When asked to describe his artistry without referencing music, River Man leans into metaphor. “City would definitely be Toronto because that’s where this project started, and I believe I transpire that vibe through my music a lot,” he says. “I feel like the soul of my music is definitely blue. My color is lavender, so I’d say a healthy mix between the two. I don’t know how to describe my artistry as a movie, but any movie that makes your hairs stand up with its music—those are the movies that made me want to create sounds.”
It’s a poetic answer, one that aligns with the way he talks about mood and energy earlier in the conversation. River Man is less interested in fixed categories and more invested in the emotions music stirs up. For him, artistry is less about definition than it is about vibration.
That openness extends to his view on vulnerability. In hip-hop and R&B, especially for men, softness has often been treated as a liability. But River Man sees things shifting. “Yes, I believe that we are in an era where we need to hear all different types of voices,” he says. “Nowadays in hip hop and R&B you have all those types of voices, so it’s good to have variety, especially with the size of the catalog we have on our phones.” It’s a progressive stance, one that shows he’s aware of the cultural moment he’s stepping into. His bravado is real, but it doesn’t erase his willingness to be soft when the music calls for it.

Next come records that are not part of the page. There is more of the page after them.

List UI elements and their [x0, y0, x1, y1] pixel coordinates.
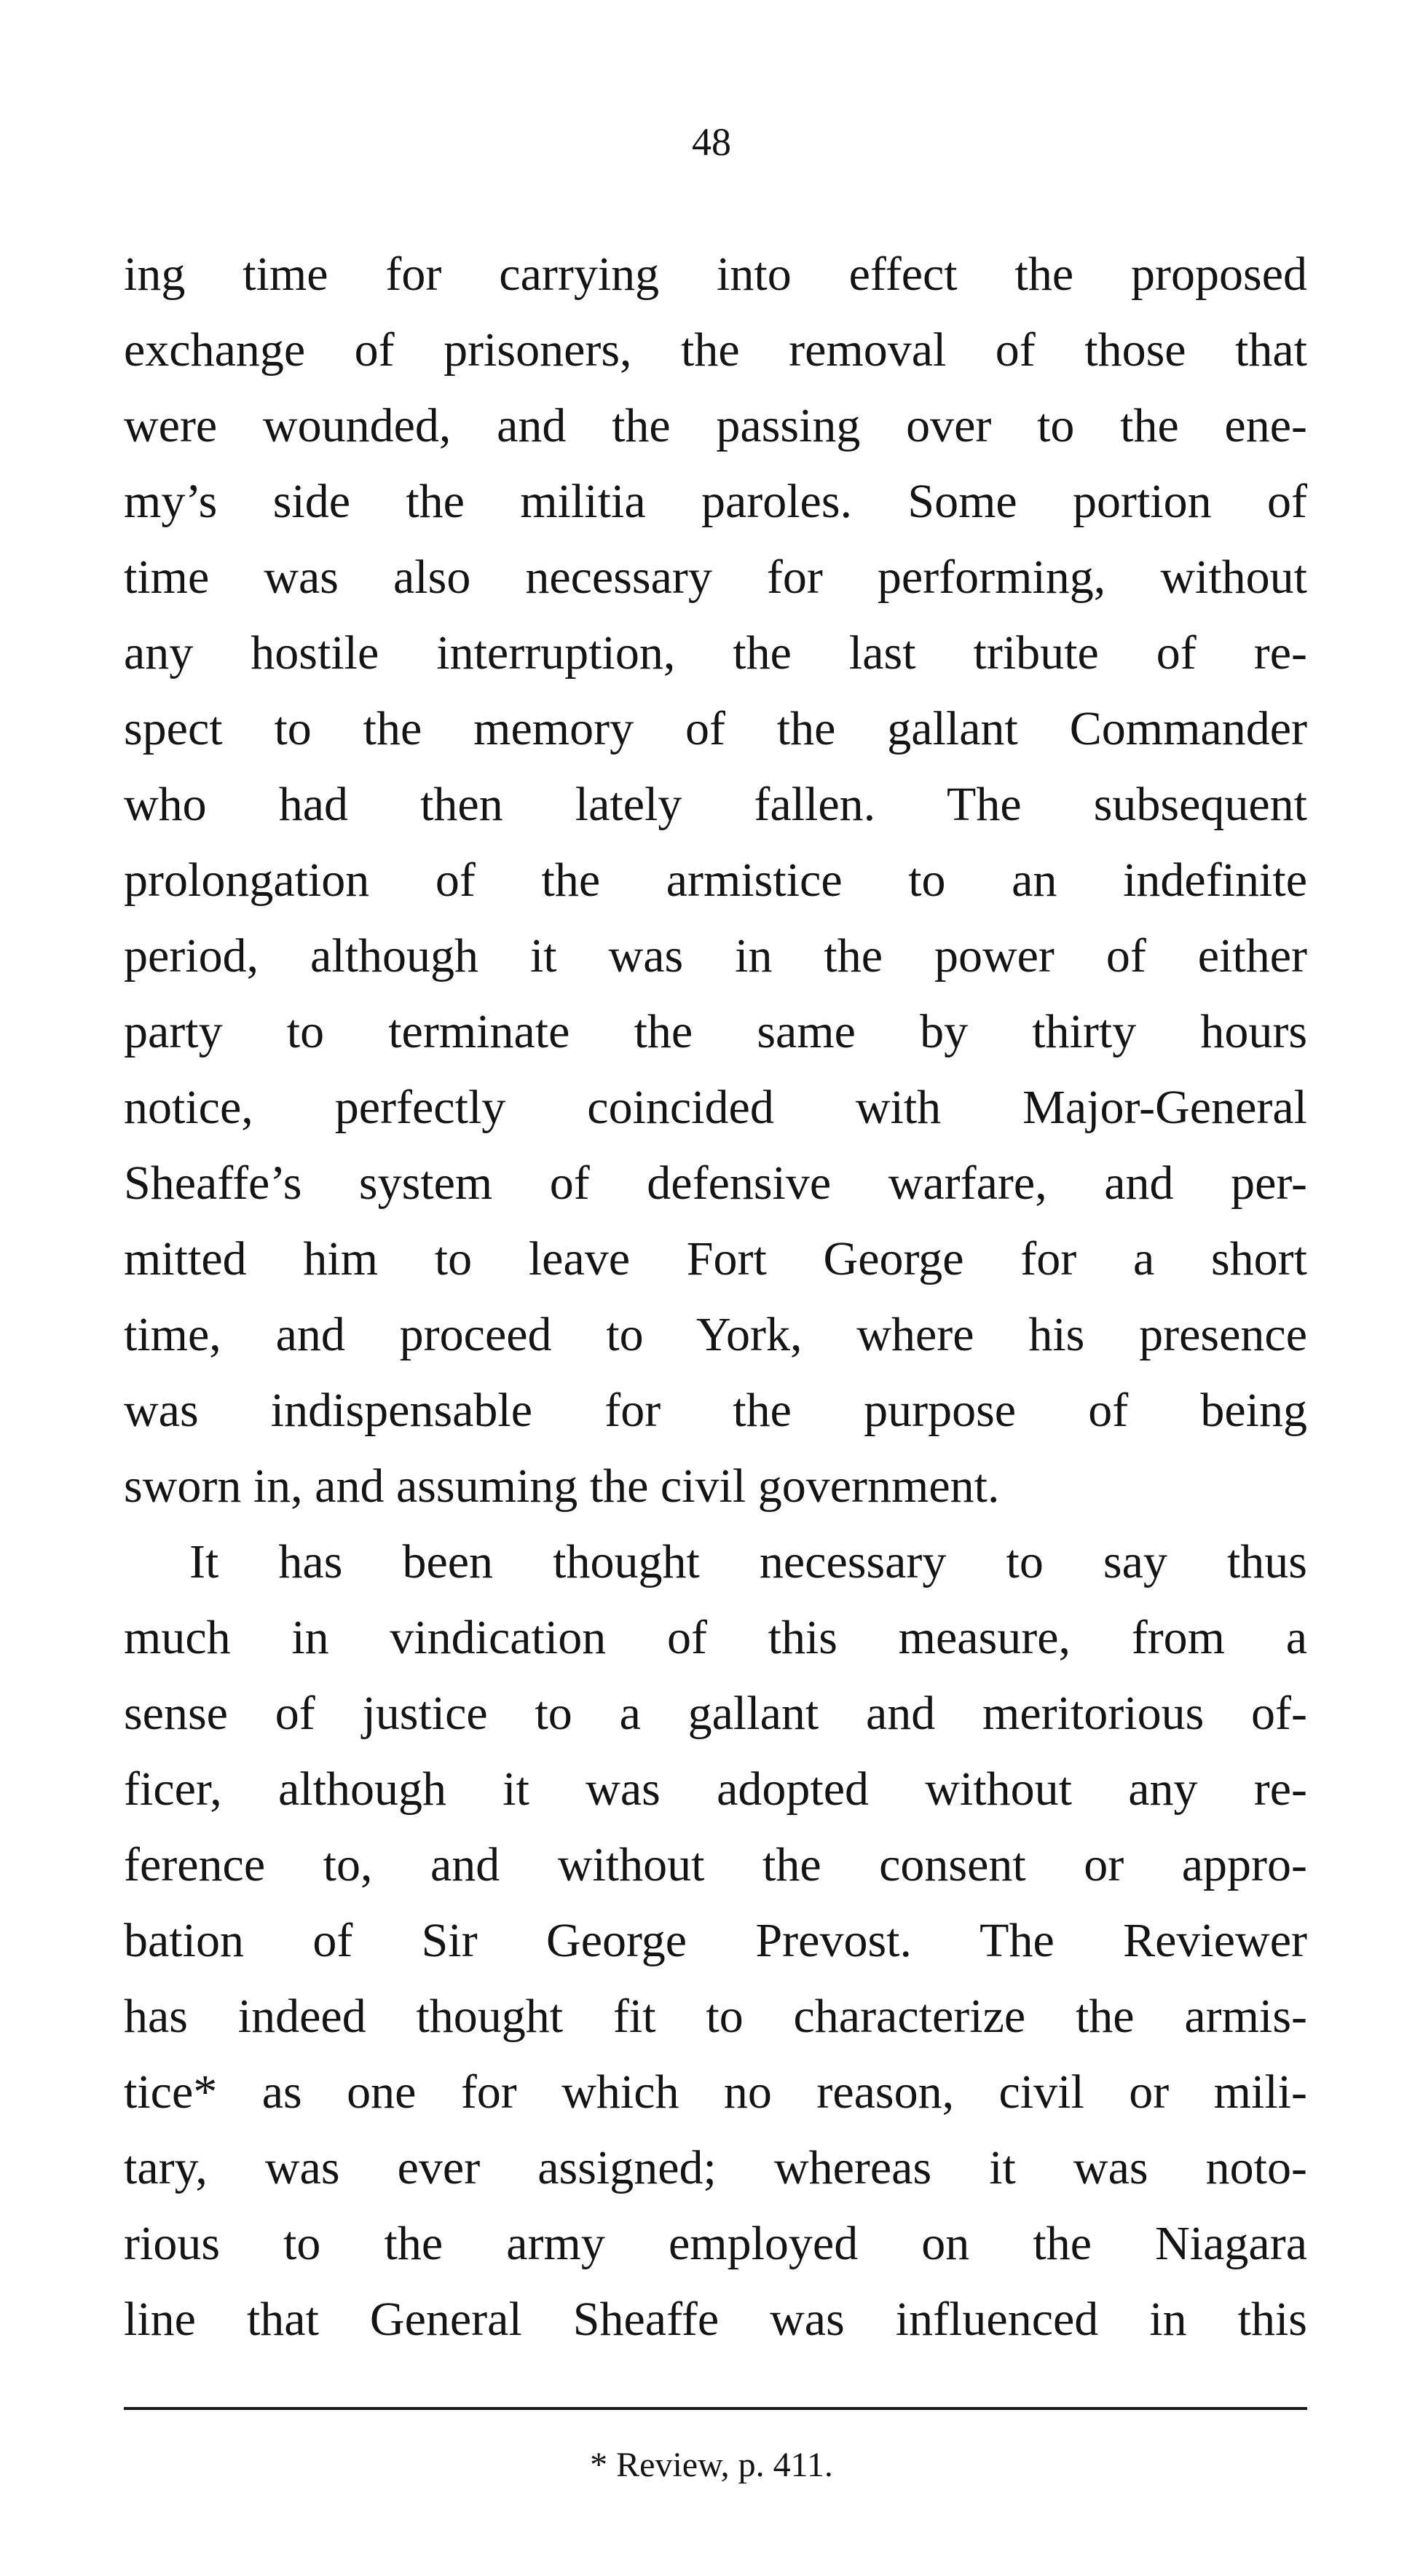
text-line: exchange of prisoners, the removal of those that	[124, 323, 1307, 377]
text-line: my’s side the militia paroles. Some portion of	[124, 475, 1307, 528]
text-line: were wounded, and the passing over to the ene-	[124, 399, 1307, 452]
text-line: ing time for carrying into effect the proposed	[124, 248, 1307, 301]
text-line: tary, was ever assigned; whereas it was noto-	[124, 2141, 1307, 2194]
footnote-divider	[124, 2407, 1307, 2410]
text-line: who had then lately fallen. The subsequent	[124, 778, 1307, 831]
text-line: period, although it was in the power of either	[124, 929, 1307, 982]
text-line: time was also necessary for performing, without	[124, 551, 1307, 604]
text-line: mitted him to leave Fort George for a short	[124, 1232, 1307, 1285]
text-line: party to terminate the same by thirty hours	[124, 1005, 1307, 1058]
text-line: Sheaffe’s system of defensive warfare, and per-	[124, 1157, 1307, 1210]
text-line: line that General Sheaffe was influenced in this	[124, 2293, 1307, 2346]
body-text	[124, 237, 1307, 2358]
text-line: ficer, although it was adopted without any re-	[124, 1762, 1307, 1816]
text-line: It has been thought necessary to say thus	[189, 1535, 1307, 1588]
text-line: was indispensable for the purpose of being	[124, 1384, 1307, 1437]
text-line: ference to, and without the consent or appro-	[124, 1838, 1307, 1891]
text-line: rious to the army employed on the Niagara	[124, 2217, 1307, 2270]
text-line: sworn in, and assuming the civil government.	[124, 1460, 1000, 1513]
page-number: 48	[692, 120, 731, 164]
text-line: tice* as one for which no reason, civil or mili-	[124, 2065, 1307, 2119]
text-line: notice, perfectly coincided with Major-General	[124, 1081, 1307, 1134]
text-line: prolongation of the armistice to an indefinite	[124, 854, 1307, 907]
text-line: has indeed thought fit to characterize the armis-	[124, 1990, 1307, 2043]
text-line: much in vindication of this measure, from a	[124, 1611, 1307, 1664]
text-line: sense of justice to a gallant and meritorious of-	[124, 1687, 1307, 1740]
text-line: time, and proceed to York, where his presence	[124, 1308, 1307, 1361]
text-line: spect to the memory of the gallant Commander	[124, 702, 1307, 755]
footnote: * Review, p. 411.	[590, 2446, 833, 2484]
text-line: any hostile interruption, the last tribute of re-	[124, 626, 1307, 680]
text-line: bation of Sir George Prevost. The Reviewer	[124, 1914, 1307, 1967]
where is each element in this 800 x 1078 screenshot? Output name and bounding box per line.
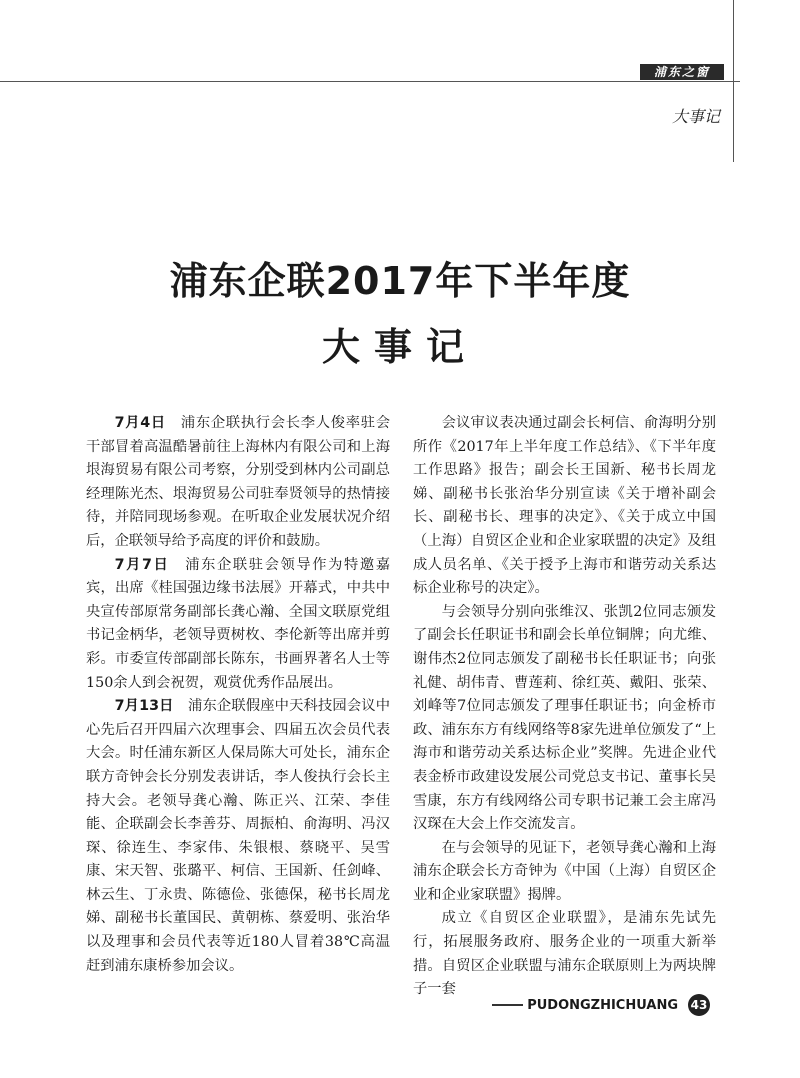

The debut of “2CUPS (+18)” marks the beginning of River Man’s public journey, but he’s already thinking about longevity. His vision isn’t to make a splash and fade out—it’s to build a catalog that matters. “I wasn’t really chasing any type of reaction,” he reiterates. “I was just chasing a purpose.” That purpose, as he sees it, is to make music that resonates beyond words, music that leaves behind an energy long after the track ends. In a world oversaturated with voices, River Man’s is just starting to cut through, fueled by self-belief and an unshakable connection to his city.
For now, he’s a fresh addition to Toronto’s late-night soundscape, a new name with one single, but one who already carries himself like he’s been here before.